L'histoire :
Janvier 2009, Tananarive. Une passe d’armes entre deux politiciens secoue la capitale Malgache. Ravalomanana, le président actuel de l’île rouge, est contesté par le maire de Tanarive, Rajoelina, qui brigue sa place. Les tensions sont palpables dans les rues de la plus grande ville du pays et une étincelle pourrait mettre le feu aux poudres. Au milieu de ce marasme, Nina, une jeune malgache retrouve des amies pour boire un café. Fiancée à un homme carriériste qui pense avant tout à son « business », la jeune femme se sent délaissée. De l’autre côté de la ville, Loom et son groupe Vain répètent pour l’évènement qui va faire bondir leur carrière de rock star, la première partie d’un groupe international. La chance de leurs vies. Alors que les amies de Nina viennent de partir, la laissant seule dans le troquet, le rassemblement des soutiens à Rajoelina, sur la place du 13 mai, dérape. Survoltée par le discours du magistrat, la foule est hors de contrôle. Une émeute éclate et les pillages commencent. Les casseurs lancent des cocktails Molotov sur les façades des boutiques afin de semer le chaos. Les habitants fuient le centre-ville, mais certains sont coincées dans les échoppes en flamme. Nina a juste le temps de se mettre au sol, avant qu’un engin incendiaire ne vienne frapper le café.
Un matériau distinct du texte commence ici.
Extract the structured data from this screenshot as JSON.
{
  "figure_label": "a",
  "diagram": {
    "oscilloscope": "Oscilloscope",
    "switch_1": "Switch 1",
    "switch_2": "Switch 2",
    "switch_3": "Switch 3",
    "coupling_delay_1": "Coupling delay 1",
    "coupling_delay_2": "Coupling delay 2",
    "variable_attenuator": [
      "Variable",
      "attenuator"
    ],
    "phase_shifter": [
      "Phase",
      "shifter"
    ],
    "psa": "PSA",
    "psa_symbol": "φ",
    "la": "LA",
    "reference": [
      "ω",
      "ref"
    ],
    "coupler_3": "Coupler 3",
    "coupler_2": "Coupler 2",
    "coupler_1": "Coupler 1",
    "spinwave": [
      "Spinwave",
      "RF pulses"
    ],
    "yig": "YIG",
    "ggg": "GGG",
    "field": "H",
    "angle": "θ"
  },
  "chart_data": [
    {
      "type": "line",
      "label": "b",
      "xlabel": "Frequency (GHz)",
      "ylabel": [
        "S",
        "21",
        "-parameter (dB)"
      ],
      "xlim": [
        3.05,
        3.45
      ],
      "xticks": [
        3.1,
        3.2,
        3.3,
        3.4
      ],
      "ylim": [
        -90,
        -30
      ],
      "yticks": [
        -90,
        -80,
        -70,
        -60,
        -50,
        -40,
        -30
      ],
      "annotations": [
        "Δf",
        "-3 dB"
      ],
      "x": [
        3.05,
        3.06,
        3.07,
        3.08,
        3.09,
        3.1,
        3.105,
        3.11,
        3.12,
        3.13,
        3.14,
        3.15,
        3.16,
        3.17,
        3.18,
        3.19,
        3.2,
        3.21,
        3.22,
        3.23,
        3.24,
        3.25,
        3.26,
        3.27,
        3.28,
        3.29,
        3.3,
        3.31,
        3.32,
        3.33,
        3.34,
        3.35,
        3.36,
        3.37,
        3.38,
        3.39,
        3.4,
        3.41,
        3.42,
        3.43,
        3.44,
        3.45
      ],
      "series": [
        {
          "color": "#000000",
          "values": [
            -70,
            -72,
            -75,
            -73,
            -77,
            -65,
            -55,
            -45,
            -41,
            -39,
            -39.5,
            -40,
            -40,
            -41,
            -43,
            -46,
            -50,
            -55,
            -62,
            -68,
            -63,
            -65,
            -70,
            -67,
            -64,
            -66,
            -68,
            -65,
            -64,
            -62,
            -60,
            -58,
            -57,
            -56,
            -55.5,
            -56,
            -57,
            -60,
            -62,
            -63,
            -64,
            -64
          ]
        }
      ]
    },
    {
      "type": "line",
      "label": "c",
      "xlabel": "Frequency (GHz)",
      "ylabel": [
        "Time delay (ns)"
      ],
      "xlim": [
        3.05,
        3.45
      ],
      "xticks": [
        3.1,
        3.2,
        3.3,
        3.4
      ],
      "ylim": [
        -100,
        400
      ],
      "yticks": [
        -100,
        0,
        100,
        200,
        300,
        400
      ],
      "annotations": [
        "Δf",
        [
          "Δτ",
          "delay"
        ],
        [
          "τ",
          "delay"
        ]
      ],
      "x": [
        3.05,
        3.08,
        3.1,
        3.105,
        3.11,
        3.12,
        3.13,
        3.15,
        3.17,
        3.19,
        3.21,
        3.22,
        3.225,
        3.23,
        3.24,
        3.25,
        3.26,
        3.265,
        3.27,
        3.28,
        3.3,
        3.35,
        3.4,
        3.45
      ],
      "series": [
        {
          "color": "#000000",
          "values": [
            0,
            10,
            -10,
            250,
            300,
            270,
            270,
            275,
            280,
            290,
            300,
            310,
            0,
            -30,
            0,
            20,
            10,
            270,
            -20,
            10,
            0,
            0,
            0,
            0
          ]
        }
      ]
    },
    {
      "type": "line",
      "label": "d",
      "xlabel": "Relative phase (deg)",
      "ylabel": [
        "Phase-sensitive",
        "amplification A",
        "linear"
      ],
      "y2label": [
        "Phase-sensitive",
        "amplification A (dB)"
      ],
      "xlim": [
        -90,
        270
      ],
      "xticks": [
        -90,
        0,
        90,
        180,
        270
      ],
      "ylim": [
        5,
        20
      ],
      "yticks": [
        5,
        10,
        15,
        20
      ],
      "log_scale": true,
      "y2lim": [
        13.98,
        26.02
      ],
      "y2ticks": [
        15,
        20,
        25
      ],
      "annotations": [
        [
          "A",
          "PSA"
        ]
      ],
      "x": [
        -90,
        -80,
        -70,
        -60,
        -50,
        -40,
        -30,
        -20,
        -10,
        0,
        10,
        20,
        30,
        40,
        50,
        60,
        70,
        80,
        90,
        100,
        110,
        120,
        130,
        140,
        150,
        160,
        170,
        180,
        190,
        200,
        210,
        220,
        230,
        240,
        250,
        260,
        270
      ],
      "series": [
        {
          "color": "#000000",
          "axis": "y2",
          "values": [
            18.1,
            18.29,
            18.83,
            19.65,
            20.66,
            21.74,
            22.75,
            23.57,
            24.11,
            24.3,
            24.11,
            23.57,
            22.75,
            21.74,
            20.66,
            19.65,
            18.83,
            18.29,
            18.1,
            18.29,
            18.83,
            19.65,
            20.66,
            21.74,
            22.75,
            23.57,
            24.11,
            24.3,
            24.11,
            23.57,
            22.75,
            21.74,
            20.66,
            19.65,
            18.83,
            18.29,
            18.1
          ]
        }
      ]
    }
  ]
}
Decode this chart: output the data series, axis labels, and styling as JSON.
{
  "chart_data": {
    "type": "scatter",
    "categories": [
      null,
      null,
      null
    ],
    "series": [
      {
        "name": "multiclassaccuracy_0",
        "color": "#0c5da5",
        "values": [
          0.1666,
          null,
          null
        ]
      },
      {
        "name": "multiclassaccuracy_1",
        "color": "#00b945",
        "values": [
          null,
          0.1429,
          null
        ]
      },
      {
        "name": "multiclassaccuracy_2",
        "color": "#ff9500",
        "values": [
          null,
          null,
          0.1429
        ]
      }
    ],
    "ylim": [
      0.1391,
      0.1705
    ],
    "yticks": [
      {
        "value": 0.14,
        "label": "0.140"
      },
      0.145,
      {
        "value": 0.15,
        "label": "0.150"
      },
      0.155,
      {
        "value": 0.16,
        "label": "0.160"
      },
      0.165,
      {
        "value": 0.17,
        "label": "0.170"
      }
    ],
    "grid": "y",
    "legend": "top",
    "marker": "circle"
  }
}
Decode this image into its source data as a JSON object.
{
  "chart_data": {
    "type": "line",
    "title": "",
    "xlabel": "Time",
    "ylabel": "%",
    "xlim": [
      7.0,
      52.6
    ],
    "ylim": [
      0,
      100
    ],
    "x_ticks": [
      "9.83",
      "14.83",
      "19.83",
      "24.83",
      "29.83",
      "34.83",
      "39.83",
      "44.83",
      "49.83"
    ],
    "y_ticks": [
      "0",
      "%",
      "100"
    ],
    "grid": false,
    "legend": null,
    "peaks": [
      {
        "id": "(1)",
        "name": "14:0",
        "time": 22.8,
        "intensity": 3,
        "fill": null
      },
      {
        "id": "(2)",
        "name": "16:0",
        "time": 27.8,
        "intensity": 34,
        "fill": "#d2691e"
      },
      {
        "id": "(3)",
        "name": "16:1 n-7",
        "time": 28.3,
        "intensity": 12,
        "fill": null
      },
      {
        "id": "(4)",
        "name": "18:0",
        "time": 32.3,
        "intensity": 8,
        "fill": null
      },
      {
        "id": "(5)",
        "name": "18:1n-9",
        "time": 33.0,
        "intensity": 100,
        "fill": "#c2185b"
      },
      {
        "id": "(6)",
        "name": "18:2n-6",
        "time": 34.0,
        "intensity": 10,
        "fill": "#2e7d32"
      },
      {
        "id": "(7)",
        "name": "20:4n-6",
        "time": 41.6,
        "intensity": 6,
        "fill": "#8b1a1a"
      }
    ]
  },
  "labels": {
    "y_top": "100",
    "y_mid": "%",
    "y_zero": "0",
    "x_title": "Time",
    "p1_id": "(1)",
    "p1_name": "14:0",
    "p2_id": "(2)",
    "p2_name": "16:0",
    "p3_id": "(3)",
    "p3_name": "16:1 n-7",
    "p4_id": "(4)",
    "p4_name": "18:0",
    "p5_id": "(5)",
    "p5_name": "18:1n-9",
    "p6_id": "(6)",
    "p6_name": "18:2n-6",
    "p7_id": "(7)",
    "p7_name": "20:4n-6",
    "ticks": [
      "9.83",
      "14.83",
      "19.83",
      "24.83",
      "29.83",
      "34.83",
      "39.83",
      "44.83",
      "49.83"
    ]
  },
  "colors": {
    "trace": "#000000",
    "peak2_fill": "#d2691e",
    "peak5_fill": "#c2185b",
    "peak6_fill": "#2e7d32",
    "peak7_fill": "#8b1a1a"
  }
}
Alors que les clients et le tenancier s’enfuient en laissant la jeune femme au sol, un objet lourd s’abat sur elle et lui coince la jambe. Évitant de faire du bruit pour éviter de prévenir les émeutiers de sa présence, les flammes gagnent du terrain. La porte s’ouvre dans un fracas assourdissant et Loom apparait devant la jeune femme…
Ce qu'on en pense sur la planète BD :
Sous couvert d’une histoire d’amour plutôt classique, Lundi noir sur l’île rouge pointe du doigt la faible stabilité politique de l’île de Madagascar. L’histoire se déroule en 2009, lors du conflit politique opposant le président du pays et le maire de la capitale. Couplé à la crise économique, ce conflit plonge le pays dans le chaos. La vie dans la capitale malgache tourne au ralenti et les émeutes, ainsi que la peur, poussent la population à s’exiler en province, obligeant ainsi les commerces à fermer. Évidement, la situation est profitable, car comme dans toute situation de crise, certains deviennent encore plus pauvres et d’autres encore plus riches. Le scénario est agréable à suivre, mais il est un peu lisse, manquant parfois de punch. Le triangle amoureux Nina, Loom et Daniel, est prévisible ; mais l’idée principale développée par les auteurs, Dwa et Pov, est intéressante et mérite réflexion. Peut-on vivre sans amour pour s’offrir une vie meilleure ? Le rêve de rock-star de Loom n’est-il pas identique au souhait de succès dans les affaires de Daniel ? Les deux hommes ne sont-ils pas faits du même bois et mettent leurs carrières au premier plan ? Nina n’est-elle pas égoïste de demander à son fiancé de mettre son business de côté pour s’occuper d’elle ? Beaucoup de thèmes sont laissés ouverts par les auteurs, et ne permettent pas de définir avec précision la psychologie des différents protagonistes. Du point de vue du dessin, le trait est plutôt simple, mais suffisamment détaillé pour transmettre les émotions des personnages. La majeure partie de l’histoire se déroule en milieu urbain, occultant complètement les paysages de l’île. De plus, on regrettera peut-être le manque de dégradé dans la colorisation, qui expose complètement les cases à la lumière, supprimant au passage les ombrages. Ainsi, la véritable force de cet album tient dans l’histoire se déroulant à Madagascar, dans un contexte géopolitique incertain et explosif.